Maximizing profit is a premise that has always being present in the back of the minds of every trader and salesman since the very early days of commerce; or so they thought. In reality, every actor in search for profit during an exchange of goods or services tends unconsciously to add some measure of fairness into the deal in order to cultivate the trust of a returning customer; the problem was that this trust was not being measure, but now Reinforcement Learning can help us gauge that.
A tradeoff between revenue and fairness
A group of scientists at BBVA Data & Analytics have just published a paper in which they explain how by using Reinforcement Learning they have been able to add in pricing policies a specific measure of fairness, thus increasing trust in how the bank engages with clients. The algorithm, that adjust in realtime to the conditions of the customers, not only considers maximization of profit on his calculations, but also a measure of fairness based on the definition given by the Jain’s index, in which the price setting policy is decided homogeneously for a heterogeneous number of groups.
The RL algorithm consider two expressions, one that tries to maximize returns in each group of customers and another one that tries to keep fairness at highest level possible across groups of buyers.
“We demonstrate that RL provides two main features to support fairness in dynamic pricing: on on the one hand, RL is able to learn from recent experience, adapting pricing policy to complex market environments; on the other hand, it integrates fairness in to the model’s core”, says one of the leading data scientist behind this research, Roberto Maestre.
Fairness Design Principles
Unfair pricing policies have been shown to be one of the most negative perceptions customers can have concerning pricing, and may result in long-term losses for a company. This is even more relevant in a world where information can be shared rapidly and evidence of different maximization in dynamic pricing is evident to consumers, but -until now- evidence of fairness was nowhere to be seen.
What RL help us do is to balance in realtime fairness and profit in a complex and fuzzy environment of price fluctuations and for a diverse range of financial products. RL is ideal for this kind of problem because it learns by trial and error while interacting with the environment, as opposed of learning with labeled data, i.e. not prior-knowledge about how environment works is necessary
“With this new algorithm we can have transparency on how a price are set and convey this measure of fairness to the customer, and therefore improving trust in our services”, says Maestre.
Data scientist at BBVA Data & Analytics run an experiment where they consider different behaviour depending of a pricing policy some of them are very sensitive to price change -with a very low probability of bid acceptance after a certain threshold-, while others don’t show a significant response to price changes and another one actually increases its probability of acceptance when price increases (much like the behaviour of buyers of luxury goods). In order to achieve both maximum revenue and fairness, the RL model has to resort to maximization of profit while keeping the price difference among groups to a minimum. This approach is able to eliminates bias in pricing policies as it applies fairness equally to all sets of clients considered (e.g.: by gender, race, income level, …).

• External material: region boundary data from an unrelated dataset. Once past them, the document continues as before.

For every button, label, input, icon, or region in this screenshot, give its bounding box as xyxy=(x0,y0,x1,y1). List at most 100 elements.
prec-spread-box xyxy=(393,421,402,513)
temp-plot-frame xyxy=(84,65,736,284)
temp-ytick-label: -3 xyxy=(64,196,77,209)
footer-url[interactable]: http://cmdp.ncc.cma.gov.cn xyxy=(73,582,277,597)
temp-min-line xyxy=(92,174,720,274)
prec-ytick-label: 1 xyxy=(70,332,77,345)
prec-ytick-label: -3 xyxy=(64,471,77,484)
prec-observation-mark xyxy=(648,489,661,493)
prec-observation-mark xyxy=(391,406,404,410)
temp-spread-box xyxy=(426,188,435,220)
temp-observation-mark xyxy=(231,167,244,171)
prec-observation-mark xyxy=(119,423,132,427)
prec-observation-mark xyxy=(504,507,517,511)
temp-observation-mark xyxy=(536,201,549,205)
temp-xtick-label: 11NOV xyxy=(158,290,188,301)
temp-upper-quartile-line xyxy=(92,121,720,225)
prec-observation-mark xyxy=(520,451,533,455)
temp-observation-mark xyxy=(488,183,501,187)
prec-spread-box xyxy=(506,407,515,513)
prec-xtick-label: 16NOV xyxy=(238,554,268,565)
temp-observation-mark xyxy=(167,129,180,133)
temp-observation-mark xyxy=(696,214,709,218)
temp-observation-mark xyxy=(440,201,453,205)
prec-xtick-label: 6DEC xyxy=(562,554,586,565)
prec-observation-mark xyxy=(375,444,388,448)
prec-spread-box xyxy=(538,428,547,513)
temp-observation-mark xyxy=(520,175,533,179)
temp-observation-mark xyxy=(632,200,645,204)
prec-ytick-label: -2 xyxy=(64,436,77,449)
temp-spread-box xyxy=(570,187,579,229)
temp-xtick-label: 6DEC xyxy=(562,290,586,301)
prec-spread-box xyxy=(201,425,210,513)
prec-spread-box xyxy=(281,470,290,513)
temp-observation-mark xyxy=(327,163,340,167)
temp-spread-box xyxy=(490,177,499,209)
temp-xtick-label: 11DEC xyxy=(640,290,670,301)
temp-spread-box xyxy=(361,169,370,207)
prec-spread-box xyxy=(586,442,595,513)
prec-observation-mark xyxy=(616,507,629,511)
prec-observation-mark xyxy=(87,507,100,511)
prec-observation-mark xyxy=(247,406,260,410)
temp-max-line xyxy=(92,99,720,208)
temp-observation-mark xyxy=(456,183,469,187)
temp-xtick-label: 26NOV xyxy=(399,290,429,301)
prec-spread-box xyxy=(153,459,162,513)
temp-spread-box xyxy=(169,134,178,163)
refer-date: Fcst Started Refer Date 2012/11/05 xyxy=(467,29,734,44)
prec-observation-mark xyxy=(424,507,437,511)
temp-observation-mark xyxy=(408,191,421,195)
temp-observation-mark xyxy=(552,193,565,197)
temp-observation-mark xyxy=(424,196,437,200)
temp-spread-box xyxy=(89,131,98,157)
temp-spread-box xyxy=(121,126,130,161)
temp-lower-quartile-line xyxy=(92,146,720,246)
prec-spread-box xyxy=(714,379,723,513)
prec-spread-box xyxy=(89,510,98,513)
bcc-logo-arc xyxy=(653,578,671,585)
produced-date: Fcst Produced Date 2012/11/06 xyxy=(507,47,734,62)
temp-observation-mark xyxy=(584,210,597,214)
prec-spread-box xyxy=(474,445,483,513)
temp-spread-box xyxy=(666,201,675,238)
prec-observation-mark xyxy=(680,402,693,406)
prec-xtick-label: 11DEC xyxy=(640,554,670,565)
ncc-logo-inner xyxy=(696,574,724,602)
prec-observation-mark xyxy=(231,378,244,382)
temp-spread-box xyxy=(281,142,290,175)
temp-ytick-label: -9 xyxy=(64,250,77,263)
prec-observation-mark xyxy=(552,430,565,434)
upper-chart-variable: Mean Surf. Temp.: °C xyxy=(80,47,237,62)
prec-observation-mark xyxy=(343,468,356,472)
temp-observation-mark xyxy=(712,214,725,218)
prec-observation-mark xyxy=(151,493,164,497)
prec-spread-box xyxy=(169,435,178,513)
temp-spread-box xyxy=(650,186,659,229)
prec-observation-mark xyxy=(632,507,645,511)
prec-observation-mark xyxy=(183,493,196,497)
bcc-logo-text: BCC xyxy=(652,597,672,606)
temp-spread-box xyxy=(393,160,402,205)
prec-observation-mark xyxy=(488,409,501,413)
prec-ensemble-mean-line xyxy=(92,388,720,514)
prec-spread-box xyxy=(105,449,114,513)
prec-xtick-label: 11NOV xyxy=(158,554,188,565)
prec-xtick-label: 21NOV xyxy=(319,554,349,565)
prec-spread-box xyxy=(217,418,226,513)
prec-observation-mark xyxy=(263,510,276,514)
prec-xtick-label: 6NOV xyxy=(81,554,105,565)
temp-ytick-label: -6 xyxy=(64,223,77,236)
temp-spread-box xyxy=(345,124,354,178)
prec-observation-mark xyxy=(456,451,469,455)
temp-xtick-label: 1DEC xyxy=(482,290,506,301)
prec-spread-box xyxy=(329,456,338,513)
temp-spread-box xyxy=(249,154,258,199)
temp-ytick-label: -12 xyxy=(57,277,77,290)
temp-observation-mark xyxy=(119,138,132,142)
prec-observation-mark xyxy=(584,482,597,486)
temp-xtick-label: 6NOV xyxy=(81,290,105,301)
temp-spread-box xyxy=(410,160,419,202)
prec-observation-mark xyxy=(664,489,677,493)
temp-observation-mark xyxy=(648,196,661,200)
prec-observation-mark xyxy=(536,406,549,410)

Transparency and accountability
Despite the simplicity of the proposed environment, the paper itself effectively allows to open a rich discussion related to what is fair in pricing, starting with a specific way to measure it. Furthermore, this study enable us to benchmark the pricing policies achieved, in an open environments such The Turing Box. As long as these platforms allows anyone, not just computer scientists, to study AI; we will benefit from a valuable feedback
Roberto Maestre will be presenting the conclusions of his paper during the Intelligence Systems Conference in London this September.